Friday, April 27, 2012

Picking a NoSQL Database

Relational databases and me never got along very well. I think this is caused by the impedance mismatch between objects and the relational model. The fact that the child (e.g. the order line) refers to the parent (the order)  has always seem bizarre, the natural order of traversal is parent to child, the direction we know from the object and network models. This reversal causes a huge accidental complexity in object oriented languages, add to this the required type conversion and the need to spread what is basically one entity with some fully owned children over many different tables, each with their associated maintenance nightmares. And spending 14.5 Mb in code memory and untold megabytes of dynamic memory for each of your customers just to run an ORM like JPA has always stroke me as a bit, well, not right. The embedded world goes out of their ways to minimize runtime costs.
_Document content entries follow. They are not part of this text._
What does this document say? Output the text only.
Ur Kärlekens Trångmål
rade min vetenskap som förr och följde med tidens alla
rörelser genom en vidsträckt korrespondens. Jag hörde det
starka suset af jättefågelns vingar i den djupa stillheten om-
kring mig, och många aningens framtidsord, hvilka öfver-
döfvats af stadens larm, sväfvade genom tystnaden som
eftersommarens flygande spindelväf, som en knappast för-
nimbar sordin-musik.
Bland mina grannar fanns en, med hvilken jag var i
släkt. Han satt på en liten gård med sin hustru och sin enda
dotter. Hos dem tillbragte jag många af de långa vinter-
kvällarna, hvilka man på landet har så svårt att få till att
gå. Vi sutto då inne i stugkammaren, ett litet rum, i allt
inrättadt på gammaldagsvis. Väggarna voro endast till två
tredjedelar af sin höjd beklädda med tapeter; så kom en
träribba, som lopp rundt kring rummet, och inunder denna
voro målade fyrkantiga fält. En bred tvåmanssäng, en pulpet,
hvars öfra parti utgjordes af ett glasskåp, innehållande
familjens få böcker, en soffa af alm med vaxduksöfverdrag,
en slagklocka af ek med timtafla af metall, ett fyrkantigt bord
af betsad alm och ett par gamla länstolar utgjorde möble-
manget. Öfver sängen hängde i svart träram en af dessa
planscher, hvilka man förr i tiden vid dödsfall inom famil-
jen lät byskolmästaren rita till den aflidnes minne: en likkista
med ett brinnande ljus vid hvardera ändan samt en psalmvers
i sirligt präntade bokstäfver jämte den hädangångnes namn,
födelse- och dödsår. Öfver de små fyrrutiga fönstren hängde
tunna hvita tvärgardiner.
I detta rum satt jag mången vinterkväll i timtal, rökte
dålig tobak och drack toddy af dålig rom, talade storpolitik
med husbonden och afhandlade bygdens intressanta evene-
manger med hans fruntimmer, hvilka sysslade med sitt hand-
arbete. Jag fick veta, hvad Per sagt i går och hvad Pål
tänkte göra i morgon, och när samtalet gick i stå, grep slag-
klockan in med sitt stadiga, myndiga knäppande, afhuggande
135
Now I am old enough to remember CODASYL and their networked database model, but I largely witnessed their demise against the relational model. I've also witnessed the attempts of the object oriented databases like Gemstone and others. It is clear that these models failed while it is hard to deny that relational databases are widely used and very successful.  I do realize that the discipline required and type checks part of the relational model have an advantage. I also see the advantage of the maturity. That said, I really think ORMs suck to program with.

So in my new project I decided to start with a NoSQL database. This is a bit of an unfortunate name because one of the things I really like about the relational model is the query language , which happens to be called SQL. Many NoSQL do not have a query language and that is a bit too sparse for me.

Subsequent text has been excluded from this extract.